# Regression Principles 

## Regression vs Classification

Supervised learning can be broadly classified into regression or classification problems. Regression models the relationship between a continuous target variable (often denoted as 𝑌) and a set of independent variables (often denoted as 𝐗), while classification models apply when the target variable is binary.

Summary:
The aim of regression is to find the mathematical relationship between a dependent and one or more independent variables. When the target variable is binary, we use classification models, such as classification trees and logistic regression.

In [None]:
# Dataset example creation
set.seed(123)
df <- data.frame(dependent_var = rnorm(100),
                 independent_var1 = rnorm(100),
                 independent_var2 = rnorm(100))

# This model is a regression model since the dependent variable is continuous
# We use the `lm()` function in  to fit the regression
model <- lm(dependent_var ~ independent_var1 + independent_var2, data = df)

# Check the summary of the model
summary(model)

The above code first creates a dataset with a continuous dependent variable and two independent variables. We then use R's built-in `lm()` function to fit a linear regression model to this dataset. The `summary()` function provides detailed information on the fitted model.

## Linear Regression

Linear Regression is a widely used regression technique. When we represent 𝑓(𝐗) using a linear function, the multiple linear regression equation appears.

Summary:
Linear regression estimates the relationship between the dependent variable (Y) and one or multiple independent variables (X) by fitting a linear equation to observed data.

In [None]:
# Simple Linear egression
# Here we consider only one independent variable
# We use the `lm()` function in  to fit the regression
simple_model <- lm(dependent_var ~ independent_var1, data = df)

# Check the summary of the model
summary(simple_model)

The code above fits a simple linear regression model on the dataset which includes one dependent variable and one independent variable. The `lm()` function is used to fit the model, and the `summary()` function provides a detailed summary of the model. 

## Model Fitting

Model fitting involves choosing the model parameters to minimize the sum of squared errors over all observations. The procedure of estimating these parameters is called Ordinary Least Squares (OLS) regression.

Summary:
Model Fitting implies determining the most optimal set of parameters for a model. This is done by minimising the Residual Sum of Squares (RSS) which measures the amount of variance unexplained by the model.

In [None]:
# The residuals of the model, can be accessed with residuals(). It calculates the difference of predicted from actual Y
model_residuals <- residuals(model)

The above code calculates the residuals of the model that we fitted earlier. Residuals are the differences between the observed and predicted values of the target variable, and they are used to understand the discrepancy between the model predictions and the actual data.

## Principles of Least Squares and Prediction

To make predictions with the estimated model, we use the Ordinary Least Squares (OLS) estimates.

Summary:
Once we have the model fitted, we can make predictions by plugging the observed values of X into the estimated model. The estimated model minimizes the sum of squared residuals.

In [None]:
# Predicting values with the model
newdata <- data.frame(independent_var1 = rnorm(10),
                      independent_var2 = rnorm(10))
predicted_y <- predict(model, newdata)

The above code first creates a new dataset with the same structure as the original one. We then use the `predict()` function to predict the dependent variable for the new data using the fitted model. 

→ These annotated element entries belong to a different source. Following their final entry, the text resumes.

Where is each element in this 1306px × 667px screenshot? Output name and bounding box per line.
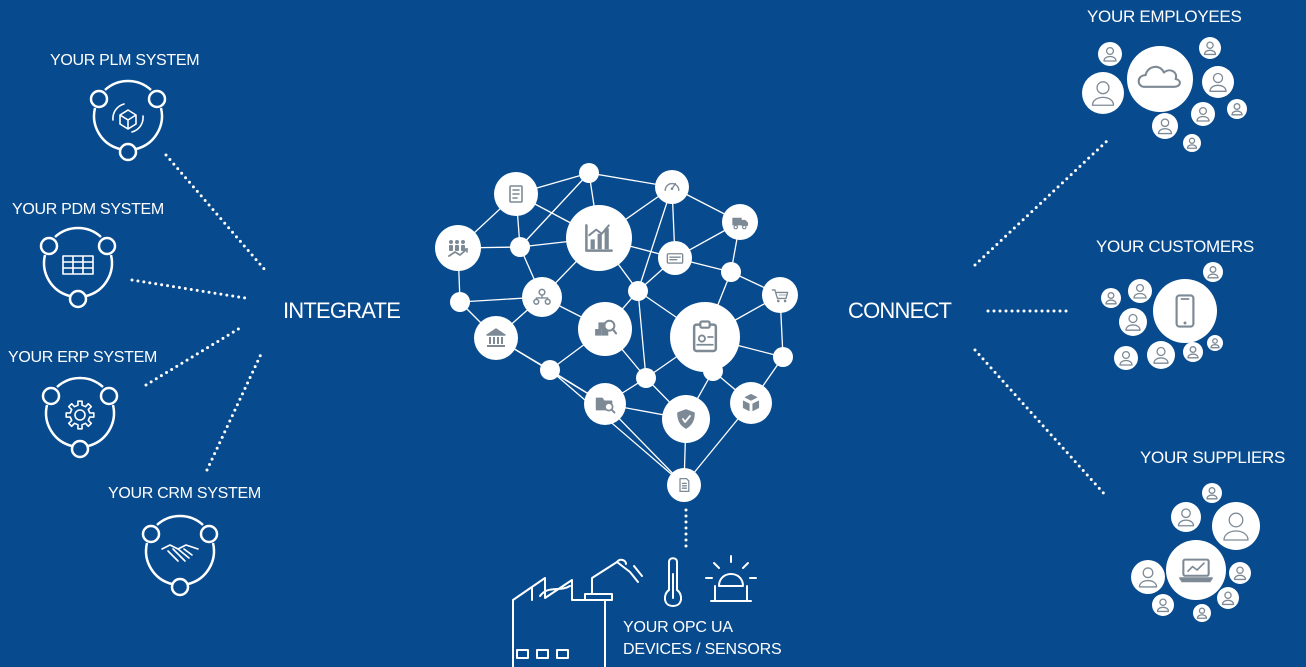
truck-icon [722,204,758,240]
inventory-search-icon [578,302,632,356]
org-chart-icon [522,277,562,317]
cart-icon [762,277,798,313]
network-node [636,368,656,388]
suppliers-label: YOUR SUPPLIERS [1140,448,1286,467]
pdm-system-label: YOUR PDM SYSTEM [12,201,164,218]
supplier-avatar [1131,560,1165,594]
supplier-avatar [1193,604,1211,622]
customer-avatar [1101,288,1121,308]
employee-avatar [1191,102,1215,126]
customer-avatar [1147,341,1175,369]
connector-erp [144,326,242,387]
network-node [579,163,599,183]
file-icon [667,468,701,502]
robot-arm-icon [584,558,643,601]
handshake-icon [141,514,219,597]
folder-search-icon [584,383,626,425]
integrate-label: INTEGRATE [283,298,401,323]
shield-icon [662,395,710,443]
plm-system-label: YOUR PLM SYSTEM [50,52,200,69]
cloud-icon [1127,46,1193,112]
supplier-avatar [1171,502,1201,532]
employee-avatar [1202,66,1234,98]
network-node [510,237,530,257]
supplier-avatar [1217,587,1239,609]
supplier-avatar [1152,594,1174,616]
gear-icon [41,376,119,459]
customer-avatar [1207,335,1223,351]
erp-system-label: YOUR ERP SYSTEM [8,349,158,366]
clipboard-icon [670,302,740,372]
thermometer-icon [663,557,683,607]
employee-avatar [1199,37,1221,59]
smartphone-icon [1153,279,1217,343]
opc-devices-label: YOUR OPC UA DEVICES / SENSORS [623,617,782,661]
network-node [773,347,793,367]
bar-chart-icon [566,205,632,271]
document-icon [494,172,538,216]
connector-employees [973,138,1110,267]
customer-avatar [1128,279,1152,303]
boxes-icon [730,382,772,424]
box-cycle-icon [89,79,167,162]
grid-table-icon [39,226,117,309]
card-icon [658,241,692,275]
supplier-avatar [1212,502,1260,550]
network-node [450,292,470,312]
customers-label: YOUR CUSTOMERS [1096,237,1254,256]
laptop-chart-icon [1166,540,1226,600]
network-node [703,361,723,381]
supplier-avatar [1202,483,1222,503]
team-growth-icon [435,225,481,271]
opc-label-line1: YOUR OPC UA [623,619,733,636]
customer-avatar [1119,308,1147,336]
factory-icon [512,577,606,667]
opc-label-line2: DEVICES / SENSORS [623,641,782,658]
crm-system-label: YOUR CRM SYSTEM [108,485,261,502]
connector-crm [205,350,264,472]
employee-avatar [1098,42,1122,66]
customer-avatar [1203,262,1223,282]
connector-plm [164,153,267,272]
bank-icon [474,316,518,360]
employee-avatar [1183,134,1201,152]
alarm-light-icon [705,555,757,602]
network-node [540,360,560,380]
employee-avatar [1152,113,1178,139]
employee-avatar [1227,99,1247,119]
employee-avatar [1082,72,1124,114]
gauge-icon [655,170,689,204]
customer-avatar [1183,342,1203,362]
connect-label: CONNECT [848,298,952,323]
network-node [628,281,648,301]
customer-avatar [1114,346,1138,370]
employees-label: YOUR EMPLOYEES [1087,7,1242,26]
supplier-avatar [1229,562,1251,584]
network-node [721,262,741,282]
connector-pdm [130,278,247,300]
connector-suppliers [973,348,1109,499]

## Use of p-values in Hypothesis Testing

P-values are used in hypothesis testing to decide whether to reject the null hypothesis. The null hypothesis usually states that there is no relationship between the independent and dependent variables.

Summary:
P-value is used to determine the statistical significance of the estimated coefficients of the model. If the p-value is less than the level of significance (usually 0.05), we reject the null hypothesis, indicating that there is evidence of a relationship between the variables.

In [None]:
# From the summary of the model we can select the p-value
pvalues <- summary(model)$coefficients[, 4]

The above code snippet extracts the p-values of the model coefficients from the model summary. These p-values are used to test the null hypothesis that the respective coefficient is zero, i.e., the corresponding variable has no effect on the dependent variable.

## Interpretation of Coefficients

The regression coefficients represent the average change in the dependent variable for one unit of change in the independent variable while holding other independent variables constant.

Summary:
The coefficients of the model capture the quantitative effect of the independent variables on the dependent variable.

In [None]:
# Extract regression coefficients
coefficients <- coef(model)

The above code snippet extracts the coefficients of the independent variables from the fitted model. These coefficients tell us about the relationship between each independent variable and the dependent variable, while keeping other variables constant.

## Assessing Model Performance

R-squared (R^2) is a statistic that provides a measure of how well the regression line approximates the actual data points.

Summary:
R-squared explains how much variability of the dependent variable can be explained by the model.

In [None]:
# Extract -squared from the summary
r_squared <- summary(model)$r.squared

The code above extracts the R-squared statistic from the summary of the fitted model. The R-squared statistic indicates how well the model fits the data.